Terry Gerten opened the gates of his new Farm Market the morning after a blizzard in April 1983. With more than a foot of snow on the ground, "there weren't any customers that day," said Rosemary Piekarski Krech, family friend and Inver Grove Heights City Council member.
But Gerten's passion for growing — and giving back to the community — overcame any weather obstacles. Customers saw him every day at his folksy Gerten's Farm Market in Inver Grove Heights, which he owned and operated for 35 years.
"My dad's world revolved around this place," said daughter Katie Gerten, who works at the market. Gerten died in his sleep Aug. 18 at age 69.
He started selling vegetables as a kid growing up on a farm with nine siblings in Inver Grove Heights. Gerten was a hockey player and class president at Simley High School, graduating in 1967.

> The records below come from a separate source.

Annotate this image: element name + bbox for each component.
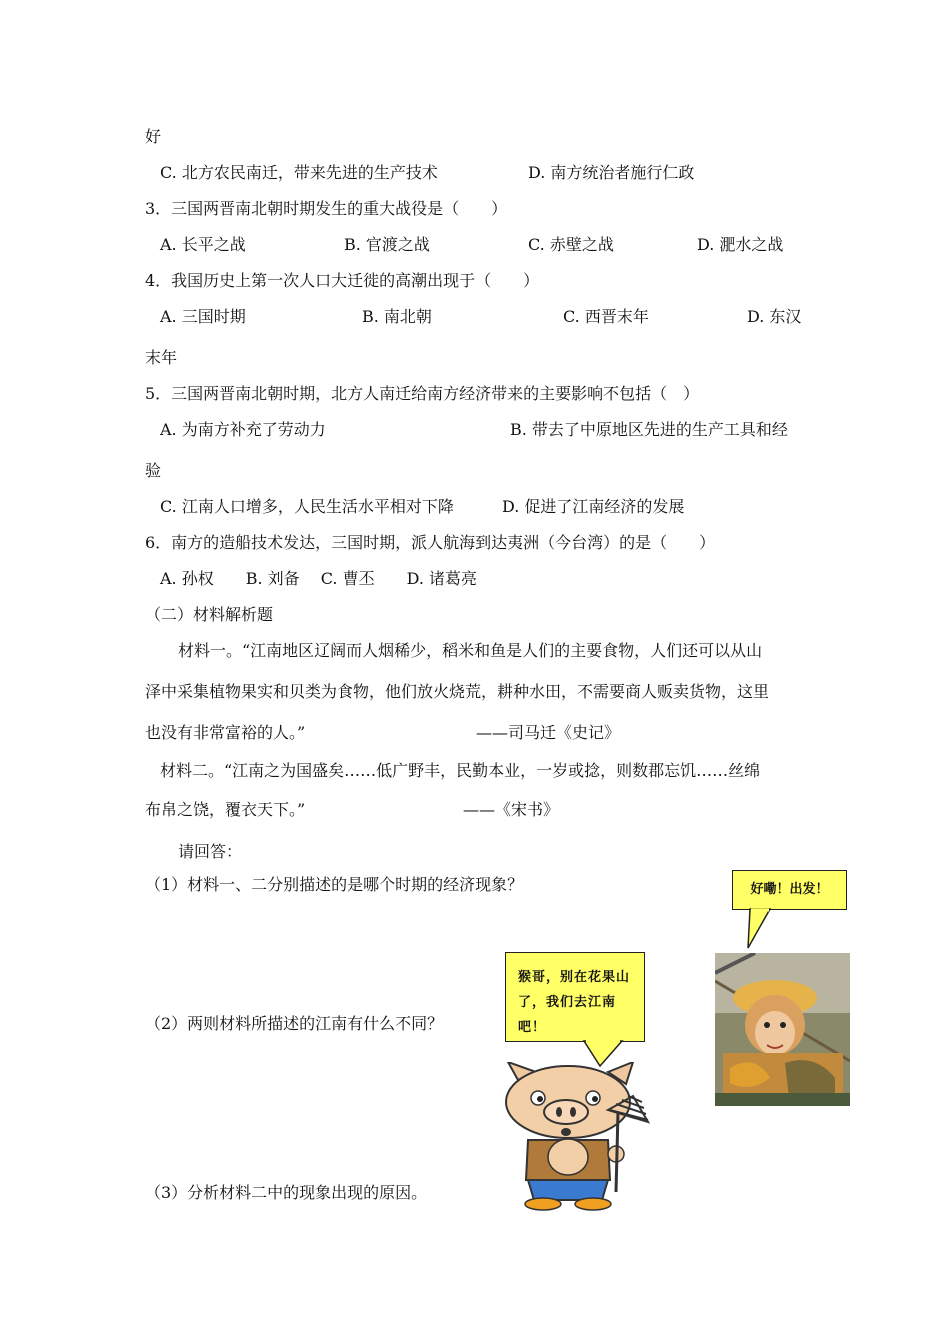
source-citation: ——《宋书》 [463,800,560,819]
option-c: C. 江南人口增多，人民生活水平相对下降 [160,497,454,516]
option-c: C. 赤壁之战 [528,235,614,254]
question-4: 4．我国历史上第一次人口大迁徙的高潮出现于（ ） [145,271,540,290]
option-d: D. 东汉 [747,307,802,326]
prompt: 请回答： [178,842,243,861]
material-one: 也没有非常富裕的人。” [145,723,306,742]
bubble-text: 好嘞！出发！ [750,882,829,897]
option-a: A. 长平之战 [160,235,246,254]
monkey-king-image [715,953,850,1106]
option-b: B. 带去了中原地区先进的生产工具和经 [510,420,788,439]
option-d: D. 促进了江南经济的发展 [502,497,685,516]
option-d: D. 淝水之战 [697,235,784,254]
text-line: 末年 [145,348,178,367]
bubble-text: 猴哥，别在花果山了，我们去江南吧！ [518,970,631,1035]
option-c: C. 北方农民南迁，带来先进的生产技术 [160,163,438,182]
question-5: 5．三国两晋南北朝时期，北方人南迁给南方经济带来的主要影响不包括（ ） [145,384,700,403]
options: A. 孙权 B. 刘备 C. 曹丕 D. 诸葛亮 [160,569,478,588]
option-b: B. 南北朝 [362,307,432,326]
speech-bubble-monkey [732,870,847,910]
option-d: D. 南方统治者施行仁政 [528,163,695,182]
option-c: C. 西晋末年 [563,307,649,326]
cartoon-pig-image [498,1062,663,1212]
question-6: 6．南方的造船技术发达，三国时期，派人航海到达夷洲（今台湾）的是（ ） [145,533,716,552]
material-one: 材料一。“江南地区辽阔而人烟稀少，稻米和鱼是人们的主要食物，人们还可以从山 [178,641,763,660]
option-a: A. 为南方补充了劳动力 [160,420,326,439]
speech-bubble-pig [505,952,645,1042]
question-3: 3．三国两晋南北朝时期发生的重大战役是（ ） [145,199,508,218]
sub-question-3: （3）分析材料二中的现象出现的原因。 [145,1183,428,1202]
material-one: 泽中采集植物果实和贝类为食物，他们放火烧荒，耕种水田，不需要商人贩卖货物，这里 [145,682,770,701]
option-b: B. 官渡之战 [344,235,430,254]
speech-tail-icon [740,908,780,950]
text-line: 好 [145,127,162,146]
sub-question-1: （1）材料一、二分别描述的是哪个时期的经济现象？ [145,875,524,894]
sub-question-2: （2）两则材料所描述的江南有什么不同？ [145,1014,444,1033]
material-two: 材料二。“江南之为国盛矣……低广野丰，民勤本业，一岁或捻，则数郡忘饥……丝绵 [160,761,761,780]
source-citation: ——司马迁《史记》 [476,723,621,742]
text-line: 验 [145,461,162,480]
option-a: A. 三国时期 [160,307,246,326]
material-two: 布帛之饶，覆衣天下。” [145,800,306,819]
section-heading: （二）材料解析题 [145,605,274,624]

He attended Bemidji State University for a year and then enlisted in the Air Force, serving from 1969 to 1974 during the Vietnam War. Gerten returned to Minnesota and worked as an air traffic controller until 1981, when more than 11,000 striking air traffic controllers were fired by then President Ronald Reagan.
Gerten was at a crossroads and was not sure what to do next.
"Terry was helping his brother Mike with a tomato growing operation but decided he wanted to be his own boss," said Piekarski Krech. So Gerten bought an acre in Inver Grove Heights near the old family farm, put up a store building and opened the Farm Market. At first, he stocked fresh produce and eggs and then evolved to growing and selling perennials, annuals, vegetables, herbs and lawn care products, working side-by-side with his mother Marge Gerten until her death in 2014.
His Farm Market is about a mile away from his cousins Lewis and Glen Gerten's much larger Gertens Greenhouses and Garden Center, also in Inver Grove Heights. Everyone refers to the two businesses as Big Gertens and Little Gertens, with Gerten carving out his own success with seven employees and five greenhouses.